Presidents inherit economic circumstances, including unemployment rates, which are a lagging indicator.
Clinton took office at the tail end of a modest recession, while Bush came in at the end of the ’90s boom. Obama’s term began amid the worst economic crisis since the Great Depression.
And Trump entered the Oval Office as the long, slow recovery from the Great Recession finally began to show signs of economic normality — the March unemployment rate, the most recently published in the first 100 days, was at a postcrisis low.
Another big jobs-market indicator is the weekly count of Americans applying for unemployment benefits for the first time. Economists and market watchers say this number is a good proxy for the rate of layoffs in the economy, as people who have recently lost their jobs tend to quickly apply for benefits.
As with the unemployment rate, the initial unemployment claims metric reflects the economic conditions facing a new president. During the first 100 days of Obama’s term, about 640,000 people on average per week were applying for benefits. Under Trump so far, that average number has dropped to a more manageable 250,000.
After the 2016 election, stocks shot up dramatically as investors looked forward to the incoming administration’s presumably more business-friendly policies and expected tax cuts. Since Trump’s inauguration, stocks have risen, but at a more measured clip.
During Obama’s first 100 days, stocks were crashing in the wake of the 2008 financial crisis before turning around in early March. Obama told reporters at a press conference on March 3, 2009, that buying stocks was “a potentially good deal” — three days later, the S&P 500 hit its intraday low and began to turn around.
While Clinton made one international trip in his first 100 days and Bush made two, Obama jet-set to nine countries. Trump has yet to travel anywhere outside the US. He has a NATO meeting planned in Brussels, Belgium, in May.

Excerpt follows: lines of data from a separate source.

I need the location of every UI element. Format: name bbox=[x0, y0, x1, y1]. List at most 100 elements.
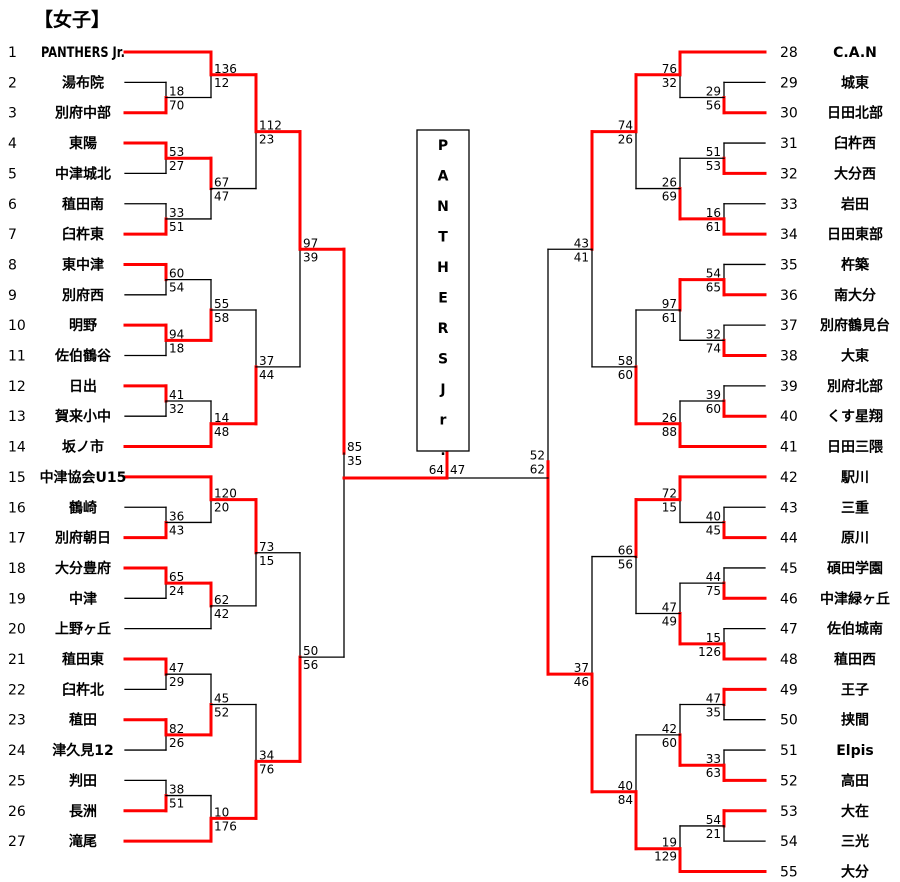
match-score-bottom: 45 bbox=[706, 523, 721, 537]
team-number: 12 bbox=[8, 379, 26, 395]
match-score-bottom: 20 bbox=[214, 501, 229, 515]
team-name: 中津緑ヶ丘 bbox=[820, 590, 890, 607]
team-name: 別府中部 bbox=[54, 105, 111, 122]
team-number: 8 bbox=[8, 257, 17, 273]
team-name: 判田 bbox=[69, 772, 97, 789]
team-name: 中津協会U15 bbox=[40, 469, 127, 486]
match-score-bottom: 23 bbox=[259, 133, 274, 147]
team-number: 40 bbox=[780, 409, 798, 425]
team-name: 滝尾 bbox=[69, 833, 97, 850]
team-number: 49 bbox=[780, 682, 798, 698]
match-score-bottom: 74 bbox=[706, 341, 721, 355]
match-score-top: 29 bbox=[706, 85, 721, 99]
match-score-top: 37 bbox=[574, 661, 589, 675]
match-score-top: 52 bbox=[530, 449, 545, 463]
match-score-bottom: 39 bbox=[303, 250, 318, 264]
team-name: 東中津 bbox=[62, 256, 104, 273]
team-name: 湯布院 bbox=[62, 74, 104, 91]
team-number: 22 bbox=[8, 682, 26, 698]
team-name: 中津 bbox=[69, 590, 97, 607]
match-score-bottom: 15 bbox=[259, 554, 274, 568]
match-score-top: 47 bbox=[662, 600, 677, 614]
team-number: 15 bbox=[8, 470, 26, 486]
match-score-top: 15 bbox=[706, 631, 721, 645]
team-name: C.A.N bbox=[833, 45, 877, 61]
team-name: 長洲 bbox=[69, 804, 97, 820]
team-number: 36 bbox=[780, 288, 798, 304]
team-number: 37 bbox=[780, 318, 798, 334]
match-score-bottom: 65 bbox=[706, 281, 721, 295]
champion-box-frame bbox=[416, 129, 470, 452]
team-name: 大東 bbox=[841, 348, 869, 365]
team-number: 29 bbox=[780, 75, 798, 91]
team-name: 明野 bbox=[69, 318, 97, 334]
team-name: 高田 bbox=[841, 772, 869, 789]
match-score-bottom: 24 bbox=[169, 584, 184, 598]
team-name: Elpis bbox=[836, 743, 874, 759]
match-score-top: 72 bbox=[662, 487, 677, 501]
team-number: 33 bbox=[780, 197, 798, 213]
team-number: 42 bbox=[780, 470, 798, 486]
team-number: 44 bbox=[780, 531, 798, 547]
match-score-bottom: 129 bbox=[654, 850, 677, 864]
match-score-bottom: 12 bbox=[214, 76, 229, 90]
match-score-bottom: 76 bbox=[259, 762, 274, 776]
match-score-bottom: 51 bbox=[169, 220, 184, 234]
team-number: 48 bbox=[780, 652, 798, 668]
team-number: 34 bbox=[780, 227, 798, 243]
match-score-bottom: 46 bbox=[574, 675, 589, 689]
team-name: 別府朝日 bbox=[54, 530, 111, 547]
match-score-top: 19 bbox=[662, 836, 677, 850]
match-score-top: 73 bbox=[259, 540, 274, 554]
team-number: 16 bbox=[8, 500, 26, 516]
team-number: 7 bbox=[8, 227, 17, 243]
team-number: 28 bbox=[780, 45, 798, 61]
match-score-top: 45 bbox=[214, 692, 229, 706]
match-score-top: 112 bbox=[259, 119, 282, 133]
team-number: 19 bbox=[8, 591, 26, 607]
match-score-bottom: 75 bbox=[706, 584, 721, 598]
match-score-bottom: 49 bbox=[662, 614, 677, 628]
match-score-bottom: 15 bbox=[662, 501, 677, 515]
team-number: 13 bbox=[8, 409, 26, 425]
final-score-right: 47 bbox=[450, 463, 465, 477]
match-score-bottom: 35 bbox=[706, 706, 721, 720]
match-score-top: 54 bbox=[706, 813, 721, 827]
match-score-top: 74 bbox=[618, 119, 633, 133]
match-score-top: 58 bbox=[618, 354, 633, 368]
match-score-bottom: 53 bbox=[706, 159, 721, 173]
match-score-top: 97 bbox=[303, 236, 318, 250]
match-score-top: 43 bbox=[574, 236, 589, 250]
match-score-top: 97 bbox=[662, 297, 677, 311]
match-score-top: 26 bbox=[662, 176, 677, 190]
team-name: 賀来小中 bbox=[54, 408, 111, 425]
match-score-top: 33 bbox=[706, 752, 721, 766]
bracket-title: 【女子】 bbox=[34, 8, 110, 31]
match-score-top: 50 bbox=[303, 644, 318, 658]
match-score-bottom: 32 bbox=[169, 402, 184, 416]
match-score-top: 53 bbox=[169, 145, 184, 159]
match-score-bottom: 56 bbox=[706, 99, 721, 113]
match-score-top: 34 bbox=[259, 748, 274, 762]
team-number: 26 bbox=[8, 804, 26, 820]
team-number: 14 bbox=[8, 440, 26, 456]
team-number: 38 bbox=[780, 349, 798, 365]
team-name: 臼杵西 bbox=[834, 135, 876, 152]
match-score-top: 40 bbox=[618, 779, 633, 793]
team-number: 39 bbox=[780, 379, 798, 395]
team-number: 52 bbox=[780, 773, 798, 789]
match-score-top: 42 bbox=[662, 722, 677, 736]
match-score-top: 26 bbox=[662, 411, 677, 425]
team-number: 23 bbox=[8, 713, 26, 729]
team-number: 50 bbox=[780, 713, 798, 729]
match-score-bottom: 35 bbox=[347, 454, 362, 468]
match-score-top: 55 bbox=[214, 297, 229, 311]
team-number: 47 bbox=[780, 622, 798, 638]
team-name: 中津城北 bbox=[55, 165, 111, 182]
match-score-bottom: 21 bbox=[706, 827, 721, 841]
match-score-bottom: 58 bbox=[214, 311, 229, 325]
match-score-bottom: 29 bbox=[169, 675, 184, 689]
team-number: 54 bbox=[780, 834, 798, 850]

Since taking office, Trump hasn’t stayed overnight anywhere except the White House or Mar-a-Lago, his private club in South Beach, Florida. His day trips to US states haven’t ventured west of the Mississippi River.
Obama’s golf outings were another favorite target of Trump’s before he took office, and Trump once said that, as president, he was “not going to have time to go play golf.”
Once in office, he clearly found more time than his predecessors had.
Clinton played more golf than Obama did in the first 100 days, according to his official daily schedules.